Sıradan Türkiyeli, bu meselenin pek farkında değildir, gerçi farkında olsaydı da ne değişirdi bilemiyorum. Her gittiği yerde ikinci sınıf muamele gören Türkiyelinin, dükkanın sahibi edasıyla gezebildiği bir Kıbrıs’ın bizim Kıbrısımız olması, ulusal özsaygımız için çok kritik zira… Neticede birkaç milyonumuzun Kıbrıs’ta yasadışı bahis hesabı var, herkes ‘yavru vatan‘ı canını vererek sevecek değil ya, kimimiz de her Cumartesi üç maça elli lira basarak seviyor…
Aslında geçen yıl Kıbrıs konusunda ezberleri bozacak gibi olmuştuk, zira AKP-CHP-MHP-İYİP egemen blokunun söz birliği ettiği Kıbrıs’ta ‘omerta‘yı müesses nizamın eski fedaisi Sedat Peker bozdu. Peker’in, yalnız AKP’nin değil tüm devlet nizamının dayandığı Kıbrıs tuğlasını çektiği an ağzının bağlanmasının zamanlaması tesadüf olsun varsın, bahsettiği herkesin patır patır dökülmesi ne olacak bilemedim.
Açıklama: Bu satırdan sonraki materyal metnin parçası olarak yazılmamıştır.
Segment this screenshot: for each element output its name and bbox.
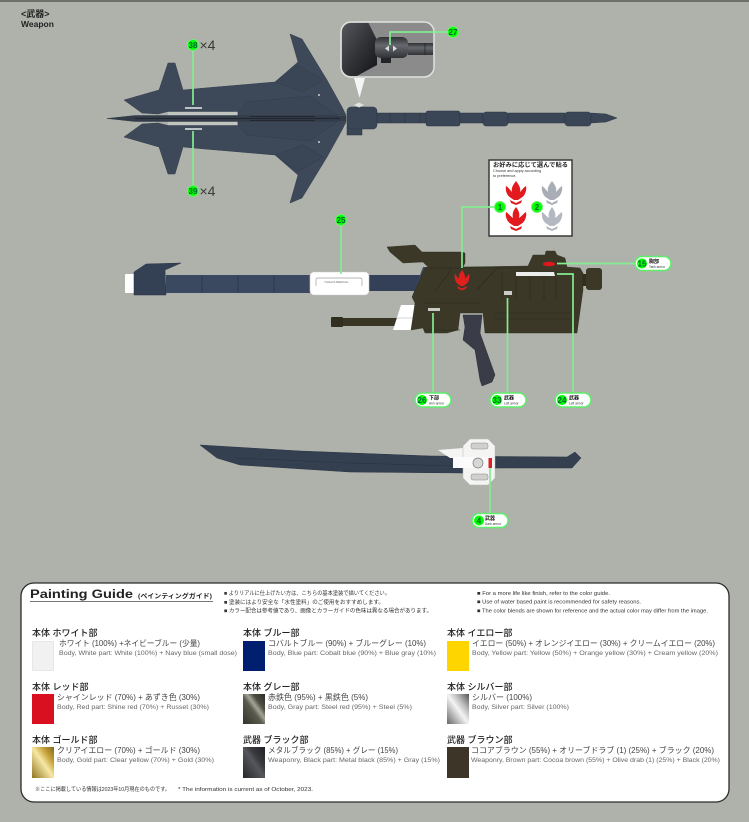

Lâkin, günde beş vakit AKP yolsuzluklarından (pardon, ‘israf‘ diyorduk değil mi?) dem vuran CHP’nin, cayır cayır yolsuzluk iddiası ortaya atılan Kıbrıs konusunda kulağının üstüne yatışını da izninizle ‘müesses nizam‘a yoracağım. AKP’nin ‘bindirilmiş kıtalar‘ da dahil türlü manipülasyonla Ersin Tatar’a döndürdüğü KKTC Cumhurbaşkanlığı seçimi sonrası, Tunç Soyer’inden İmamoğlu’suna tüm yıldız belediye başkanlarını toplayıp, adı tarikat mensupluğuyla anılan Tatar’a resmi ziyaret düzenlemenin başka türlü açıklanması da çok mümkün olmasa gerek. “Yok, canım” diyenlere Kılıçdaroğlu’nun 2021 Haziran’ında yaptığı Kıbrıs ziyaretinde Mustafa Akıncı’yla olan randevusunu iptal etmesini de ara sıcak olarak vereyim. Kıbrıs Türk halkı için öyle mecazen değil, meâlen cephede savaş vermiş Mustafa Akıncı’nın KKTC’ye sömürge değil, bağımsız bir devlet muamelesi yapıp, onurunu koruması, yalnız Erdoğan’ın ya da onun iletişim memurunun değil, Kılıçdaroğlu’nun da ağırına gitmişti herhalde…
AKP-CHP-MHP-İYİP egemen blokunun, arasından su sızmayan bir ittifakla desteklediği KKTC yönetiminin nasıl seçildiğini gelin Doç. Dr. Yonca Özdemir’den dinleyelim: “Hatırlarsınız, geçen sene ekimdeki KKTC cumhurbaşkanlığı seçimlerine Türkiye alenen müdahale etmiş ve Ersin Tatar’ın kazanmasını sağlamıştı. Ardından UBP’ye de müdahale edip kurultaylarının yapılmasına engel olmuş, TC hükümetinin istediği kişinin, yani Ersan Saner’in başbakan olması sağlanmıştı. O günden beri Kuzey Kıbrıslılar kendi iradelerinin gasp edildiğini ve KKTC’nin tamamen bir Türkiye kuklası haline geldiğini hissetmekte.” Bu operasyonların finansmanını kim yapıyor, Falyalı bir gün anlatırdı herhalde, bir kurşun yağmuruyla infaz edilmiş olmasaydı…
Türkiye’nin egemen blokuna laf anlatmanın beyhudeliği malûm, ondan kelli benim sözüm sıradan bir Türkiyeli olarak sıradan Türkiyelilere olacak. Ey benim yurttaşım, senin ‘Serdar Ortaç’ın kumarhanesi‘ olarak bildiğin Kuzey Kıbrıs aslen bir ülke, hatta bir adanın yarısı. Orada doğmuş, büyümüş insanlar da oranın yurttaşı. Senin ülken, oranın devletini sözüm ona tanıyor ama bağımsız bir ülke olarak değil, sömürgesi olarak. Sen tanımaya zahmet bile etmiyorsun. Oysa başına ne tekinsiz iş gelse, Kıbrıs’tan geçerek geliyor. Sen kafanı çeviriyorsun Kutlu Adalı katlediliyor, sen kafanı çeviriyorsun kara para aklanıyor, sen kafanı çeviriyorsun tarikatlar seçim sonucu çeviriyor. Ve sen kafanı çeviriyorsun orada ne oluyorsa, burada da sana oluyor. Sen Kıbrıs’ı bilmemekten, Kıbrıslıyı insandan saymamaktan haz duyuyorsun da orada Kıbrıslıyı sömüren, gelip burada da senin kanını emiyor. Kıbrıs Kıbrıslıların, cahillik ise senin cahilliğin. Kıbrıs’ı sahibine, cahilliğini de bir kenara bırak, vallahi rahatlayacaksın.